Thoma Bravo co-founder Orlando Bravo on Wednesday said software stocks are “oversold” and the sector is being pulled down by a lack of profits.
“Most of these 300 publicly traded software companies, they don’t have enough profits,” he told CNBC’s “Money Movers.” “They trade as a multiple of revenue, and that’s very, very dangerous.”
Thoma Bravo, a software-focused investment firm founded in 2008, had over $181 billion in assets under management as of September.
Bravo said that as artificial intelligence poses a threat to software companies on a technical basis, domain experience becomes more valuable.
“There’s some jewels in the public markets right now that are worth so much, that have 30 years of domain expertise built into their product,” Bravo said. “And those companies are really, really cheap right now.
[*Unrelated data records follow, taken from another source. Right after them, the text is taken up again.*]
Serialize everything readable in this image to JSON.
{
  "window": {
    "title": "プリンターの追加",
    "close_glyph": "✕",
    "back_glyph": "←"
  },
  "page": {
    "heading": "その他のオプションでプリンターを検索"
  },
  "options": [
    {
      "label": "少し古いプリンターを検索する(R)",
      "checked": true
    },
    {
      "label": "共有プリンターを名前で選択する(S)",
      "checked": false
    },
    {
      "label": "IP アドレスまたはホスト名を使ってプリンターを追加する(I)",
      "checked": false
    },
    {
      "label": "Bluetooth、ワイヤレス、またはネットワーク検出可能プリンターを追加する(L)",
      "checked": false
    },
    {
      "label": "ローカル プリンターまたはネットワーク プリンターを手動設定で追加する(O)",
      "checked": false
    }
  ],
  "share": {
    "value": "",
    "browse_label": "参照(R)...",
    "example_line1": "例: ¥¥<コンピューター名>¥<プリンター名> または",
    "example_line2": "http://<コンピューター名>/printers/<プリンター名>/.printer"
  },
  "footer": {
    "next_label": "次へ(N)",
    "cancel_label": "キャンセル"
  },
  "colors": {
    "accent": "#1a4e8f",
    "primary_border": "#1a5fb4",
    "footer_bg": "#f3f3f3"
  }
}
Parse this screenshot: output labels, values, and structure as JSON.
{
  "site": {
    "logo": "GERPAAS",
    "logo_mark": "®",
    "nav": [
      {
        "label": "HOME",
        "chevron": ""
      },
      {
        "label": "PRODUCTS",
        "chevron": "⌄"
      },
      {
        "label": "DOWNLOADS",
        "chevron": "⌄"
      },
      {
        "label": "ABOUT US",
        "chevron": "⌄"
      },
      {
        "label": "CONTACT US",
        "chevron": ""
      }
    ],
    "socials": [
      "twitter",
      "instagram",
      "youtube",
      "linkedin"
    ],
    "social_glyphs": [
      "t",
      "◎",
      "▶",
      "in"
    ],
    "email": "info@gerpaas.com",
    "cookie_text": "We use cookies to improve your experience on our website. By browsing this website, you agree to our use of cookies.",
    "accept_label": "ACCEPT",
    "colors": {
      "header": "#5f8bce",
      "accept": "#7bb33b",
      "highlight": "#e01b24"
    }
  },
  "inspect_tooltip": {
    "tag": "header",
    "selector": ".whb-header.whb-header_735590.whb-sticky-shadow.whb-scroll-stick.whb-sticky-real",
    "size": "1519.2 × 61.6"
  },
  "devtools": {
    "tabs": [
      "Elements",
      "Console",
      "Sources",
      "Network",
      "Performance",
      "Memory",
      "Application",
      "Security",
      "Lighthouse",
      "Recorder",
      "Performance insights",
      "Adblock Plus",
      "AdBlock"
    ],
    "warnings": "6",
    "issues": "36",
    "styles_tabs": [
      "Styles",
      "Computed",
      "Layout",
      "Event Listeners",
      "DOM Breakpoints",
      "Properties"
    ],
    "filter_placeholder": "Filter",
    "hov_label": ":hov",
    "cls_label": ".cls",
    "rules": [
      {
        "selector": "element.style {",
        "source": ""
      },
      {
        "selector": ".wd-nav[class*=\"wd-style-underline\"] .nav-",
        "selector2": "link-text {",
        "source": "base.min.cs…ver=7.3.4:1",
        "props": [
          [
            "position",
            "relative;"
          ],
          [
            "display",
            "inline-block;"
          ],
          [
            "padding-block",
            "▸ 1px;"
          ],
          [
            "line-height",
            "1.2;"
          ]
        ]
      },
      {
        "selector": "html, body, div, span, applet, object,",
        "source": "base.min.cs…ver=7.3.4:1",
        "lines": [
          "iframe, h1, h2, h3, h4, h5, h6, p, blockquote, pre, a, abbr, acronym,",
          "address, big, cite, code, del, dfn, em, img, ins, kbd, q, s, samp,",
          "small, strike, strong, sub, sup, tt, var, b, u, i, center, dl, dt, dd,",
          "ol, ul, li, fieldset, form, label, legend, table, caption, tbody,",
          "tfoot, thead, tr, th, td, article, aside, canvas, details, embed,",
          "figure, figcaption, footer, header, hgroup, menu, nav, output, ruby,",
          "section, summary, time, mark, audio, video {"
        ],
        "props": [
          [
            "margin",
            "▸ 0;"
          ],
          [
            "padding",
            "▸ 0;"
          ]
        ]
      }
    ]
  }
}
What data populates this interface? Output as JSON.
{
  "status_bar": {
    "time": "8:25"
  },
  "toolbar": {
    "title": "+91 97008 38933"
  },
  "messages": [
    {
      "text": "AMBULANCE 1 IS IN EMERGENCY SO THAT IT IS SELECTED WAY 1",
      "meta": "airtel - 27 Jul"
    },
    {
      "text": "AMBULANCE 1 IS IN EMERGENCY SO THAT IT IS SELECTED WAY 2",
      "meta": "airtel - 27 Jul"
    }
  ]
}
We’re very active in looking at a lot of them.”
Bravo declined to name specific companies, but said that the domain experts in Thoma Bravo’s portfolio have seen the most benefits from AI with the largest returns on investment.
The firm’s recent acquisitions include talent platform Dayforce for $12.3 billion and aviation software Jeppesen ForeFlight for $10.55 billion.
Bravo said that code written by AI is innovating faster than some expected, but can’t fully replace the functions of research and development teams.
“About 80% of what those people do have nothing to do with writing code,” Bravo said.
“We would love to take that 15% of R&D spend and bring it to 2%, but we’re not seeing that because there’s a lot more that goes into delivering these solutions for enterprises,” he added.